I have a certain bias toward a school model for several reasons.  I believe in school for kids older than two, and I think Maria Montessori did, too.  I come from a school-based model and a school-based training.  I suppose it is possible to find a training program that prepares Montessori teachers for home-schooling, but I don't know of any.  (Do you?  Did anyone train in one?)

The particular problem I would expect, though, is mostly one of creating an appropriate context.  The Montessori classroom is necessarily a space apart, especially "for the children".  It does seem a contradiction in terms to have a "children's house" within the confines of the "family house" and operating within the family relationship dynamic.  I would think it would be very hard to create such an environment--with the necessary level of remove on the part of the adult--within the family unit.   I guess the point is that it is necessary for the child to be very independent of the adult, and especially of the adult's desires and opinions, for a true "Montessori" class to emerge, and it's hard for me to imagine a small child-- whose life, well being, and sense of worth are all utterly intertwined with those of her parents-- being able to isolate her goals effectively from the goals of the parent (to say nothing of the parent's ability to do the same) to a degree that the kind of motivational independence we aim for in a Montessori environment is achieved at home.

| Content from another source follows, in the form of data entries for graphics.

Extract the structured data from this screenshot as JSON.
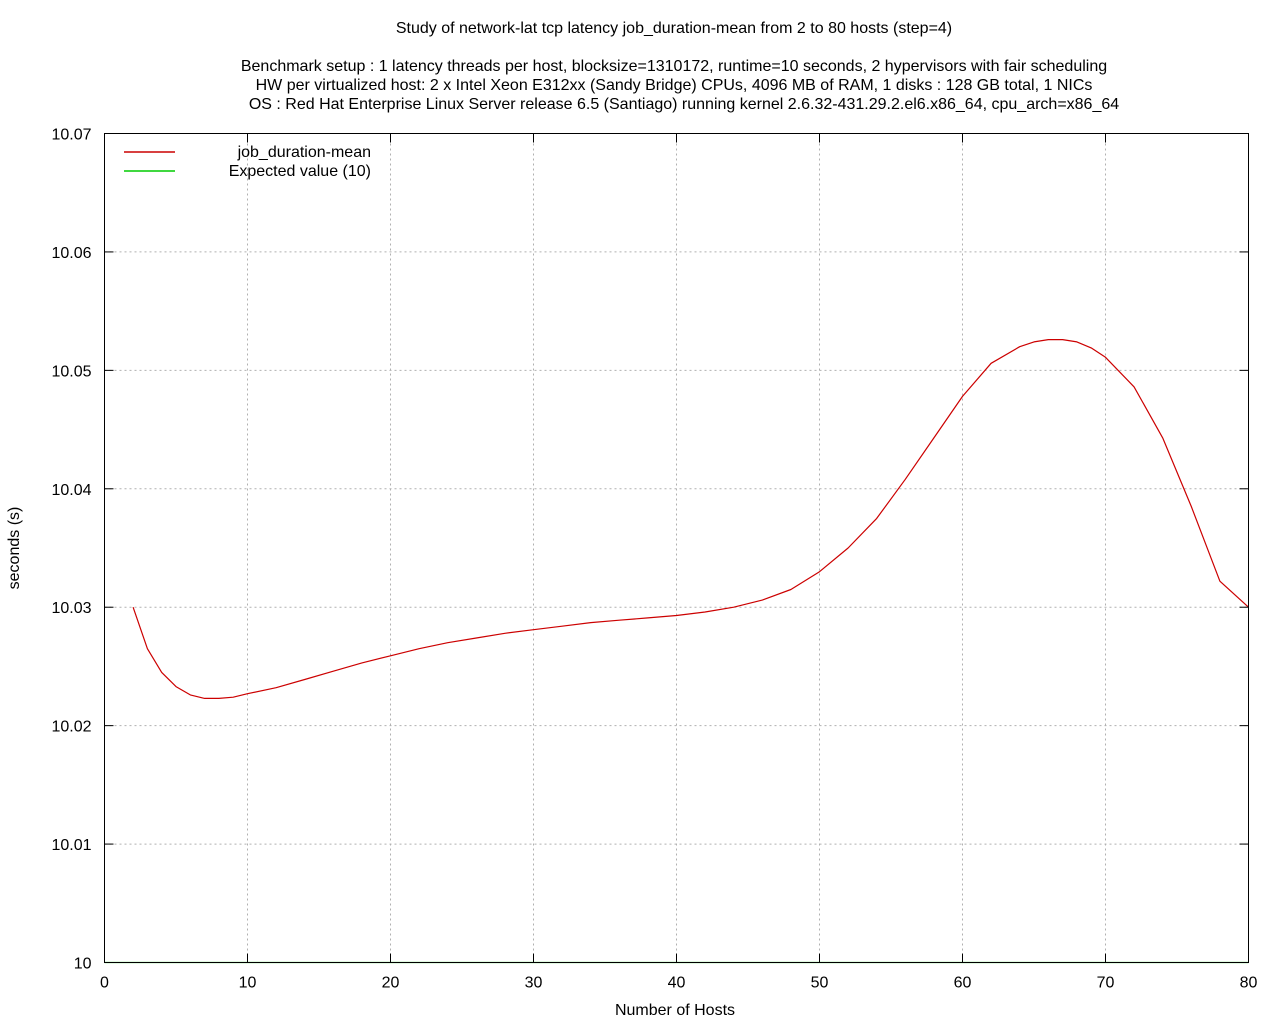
{
  "chart_data": {
    "type": "line",
    "title": "Study of network-lat tcp latency job_duration-mean from 2 to 80 hosts (step=4)",
    "subtitle_lines": [
      "Benchmark setup : 1 latency threads per host, blocksize=1310172, runtime=10 seconds, 2 hypervisors with fair scheduling",
      "HW per virtualized host: 2 x Intel Xeon E312xx (Sandy Bridge) CPUs, 4096 MB of RAM, 1 disks : 128 GB total, 1 NICs",
      "OS : Red Hat Enterprise Linux Server release 6.5 (Santiago) running kernel 2.6.32-431.29.2.el6.x86_64, cpu_arch=x86_64"
    ],
    "xlabel": "Number of Hosts",
    "ylabel": "seconds (s)",
    "xlim": [
      0,
      80
    ],
    "ylim": [
      10,
      10.07
    ],
    "xticks": [
      0,
      10,
      20,
      30,
      40,
      50,
      60,
      70,
      80
    ],
    "yticks": [
      10,
      10.01,
      10.02,
      10.03,
      10.04,
      10.05,
      10.06,
      10.07
    ],
    "xtick_labels": [
      "0",
      "10",
      "20",
      "30",
      "40",
      "50",
      "60",
      "70",
      "80"
    ],
    "ytick_labels": [
      "10",
      "10.01",
      "10.02",
      "10.03",
      "10.04",
      "10.05",
      "10.06",
      "10.07"
    ],
    "grid": true,
    "legend_position": "top-left",
    "series": [
      {
        "name": "job_duration-mean",
        "color": "#cc0000",
        "x": [
          2,
          3,
          4,
          5,
          6,
          7,
          8,
          9,
          10,
          12,
          14,
          16,
          18,
          20,
          22,
          24,
          26,
          28,
          30,
          32,
          34,
          36,
          38,
          40,
          42,
          44,
          46,
          48,
          50,
          52,
          54,
          56,
          58,
          60,
          62,
          64,
          65,
          66,
          67,
          68,
          69,
          70,
          72,
          74,
          76,
          78,
          80
        ],
        "y": [
          10.03,
          10.0265,
          10.0245,
          10.0233,
          10.0226,
          10.0223,
          10.0223,
          10.0224,
          10.0227,
          10.0232,
          10.0239,
          10.0246,
          10.0253,
          10.0259,
          10.0265,
          10.027,
          10.0274,
          10.0278,
          10.0281,
          10.0284,
          10.0287,
          10.0289,
          10.0291,
          10.0293,
          10.0296,
          10.03,
          10.0306,
          10.0315,
          10.033,
          10.035,
          10.0375,
          10.0408,
          10.0443,
          10.0478,
          10.0506,
          10.052,
          10.0524,
          10.0526,
          10.0526,
          10.0524,
          10.0519,
          10.0511,
          10.0486,
          10.0443,
          10.0385,
          10.0322,
          10.03
        ]
      },
      {
        "name": "Expected value (10)",
        "color": "#00cc00",
        "x": [
          0,
          80
        ],
        "y": [
          10,
          10
        ]
      }
    ]
  }
}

I DO think that a Montessori environment can be achieved at home for children two years old and under, because that early time is one of bonding and forming attachments to significant adults, who should optimally (according to Montessori herself) be the parents.  The Montessori infant/toddler classroom, however you come down on the particulars,  really attempts to re-create such attachments in a group setting while preparing the child for greater independence--which the parent would naturally be doing also.  There is not so much separation expected in these very early years.  The primary curriculum, however, is built on a school model.

This is not to say that Montessori philosophy can't be used at home.  In fact, it has to be for the school program to be optimized.  However, what Montessori schools ask of parents is not more Montessori school at home, but reinforcement of principles in a family context, which is not at all the same experience, even if the ultimate goals are one.  I do see the difficulty with the idea of "normalizing" a child at home--the one place in the world where every child should be made to feel special, and be allowed to need to be treated specially.  Children at home should be showered with affection (I think), and should be exuberantly loved above all others, but this is not really the optimal Montessori teacher-child relationship in school.

I know that many readers are doing Montessori-style home school, and are having success, so please tell me how you do it?   What does it look like?  What is the same?  What is different?  What is easy?  What is hard?